MyMDB - Backend course project

What’s in my solution

  • Models

    • Movie(title, poster, description, director→FK, release_year, main_actors↔M2M, genres↔M2M)
    • Director(first_name, last_name)
    • Actor(first_name, last_name)
    • Genre(name)
    • Rating(user→FK, movie→FK, score) with a unique constraint on (user, movie).
    • Review(user→FK, movie→FK, title, body) with a unique constraint on (user, movie).
  • User Authentication

    • Standard Django User model for authentication.
    • Signup: accounts/signup.html with UserCreationForm.
    • Login/Logout: accounts/login.html and standard Django views.
    • Display of user status in the header (base.html).
  • Frontend Views (Function-Based)

    • Movie List (movie_list):
      • Displays a paginated grid of movies (25 per page).
      • Supports sorting by title, release year, and newest.
      • Uses select_related and prefetch_related for efficient querying.
    • Movie Details (movie_details):
      • Full movie information.
      • Shows average rating, rating distribution, and community reviews.
      • AJAX-powered star rating submission.
      • Form for submitting new reviews.
      • Displays up to 5 similar movies based on shared genres.
  • Admin

    • All six models registered in Django Admin for easy add/edit/browse.
  • Data collection (Jupyter Notebook)

    • Fetches popular movies from TMDB by genre.
    • Skips adult titles, deduplicates across genres, and validates poster downloads.
    • Saves posters locally (manually moved to media/posters/) and writes tmdb_movies.json with only the fields my app needs.
    • Keeps TMDB IDs only in the JSON (for debugging/re-runs); not stored in the DB.
  • Import endpoint (function-based DRF view)

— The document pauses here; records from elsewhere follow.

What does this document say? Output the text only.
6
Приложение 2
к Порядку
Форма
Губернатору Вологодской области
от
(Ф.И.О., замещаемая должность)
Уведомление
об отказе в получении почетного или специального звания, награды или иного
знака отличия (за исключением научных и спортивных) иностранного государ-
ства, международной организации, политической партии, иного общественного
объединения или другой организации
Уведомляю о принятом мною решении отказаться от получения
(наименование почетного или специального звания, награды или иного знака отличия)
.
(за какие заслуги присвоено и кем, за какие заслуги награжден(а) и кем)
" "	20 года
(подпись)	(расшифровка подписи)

    • POST /api/import_tmdb_movies/ (admin-only via IsAdminUser).
    • Accepts either raw JSON or an uploaded JSON file.
    • Upserts movies by (title, release_year).
    • Splits names and creates/links Director, creates/links up to 4 Actors, and attaches all Genres (M2M).
    • Assigns posters by relative path if the file exists in the Django default storage (local MEDIA_ROOT/posters/ in dev, S3 in prod).
  • Result of my import run - tmdb_movies.json

    • Created 119 movies, 19 genres, 112 directors, 422 actors.
  • AI Chatbot (Gemini/Bedrock)

    • Backend:
      • A view chatbot_api that receives user messages and chat history.
      • Provider is selected by env var AI_PROVIDER (dev: gemini, prod on EC2: bedrock).
      • Two-step flow: (1) parse intent/criteria, (2) query DB and generate a short reply with up to 3 recommendations.
    • Frontend:
      • A chat widget in base.html.
      • static/js/chat.js handles the communication with the chatbot_api endpoint.
      • Displays AI responses and movie recommendations with links to the movie details page.

Phase 1 – Local / Dev Setup Instructions

  1. Clone the Repository

    git clone https://github.com/yanivraveh/mymdb
    cd mymdb
  2. Create and Activate a Virtual Environment

    • For Windows:
      python -m venv .venv
      .\.venv\Scripts\activate
    • For macOS/Linux:
      python3 -m venv .venv
      source .venv/bin/activate
  3. Install Dependencies

    pip install -r requirements.txt
  4. Set Up Environment Variables

    • Navigate to the inner mymdb directory (the one with manage.py).
    • Create a file named .env in that same directory.
    • Add your Gemini API key to this file:
      GEMINI_API_KEY="your_api_key_here"
      
  5. Database Migrations

    • Note: The provided database db.sqlite3 is already migrated.
      • Running this command will show "No migrations to apply."
      • It would only be necessary if you deleted the database file to start with an empty one.
    python manage.py migrate
  6. Create an Admin Superuser

    • You'll need an admin account to access the Django admin panel.
    python manage.py createsuperuser
  7. Run the Development Server

    • Make sure you are in the directory containing manage.py.
    python manage.py runserver

    The website will be running at http://127.0.0.1:8000/.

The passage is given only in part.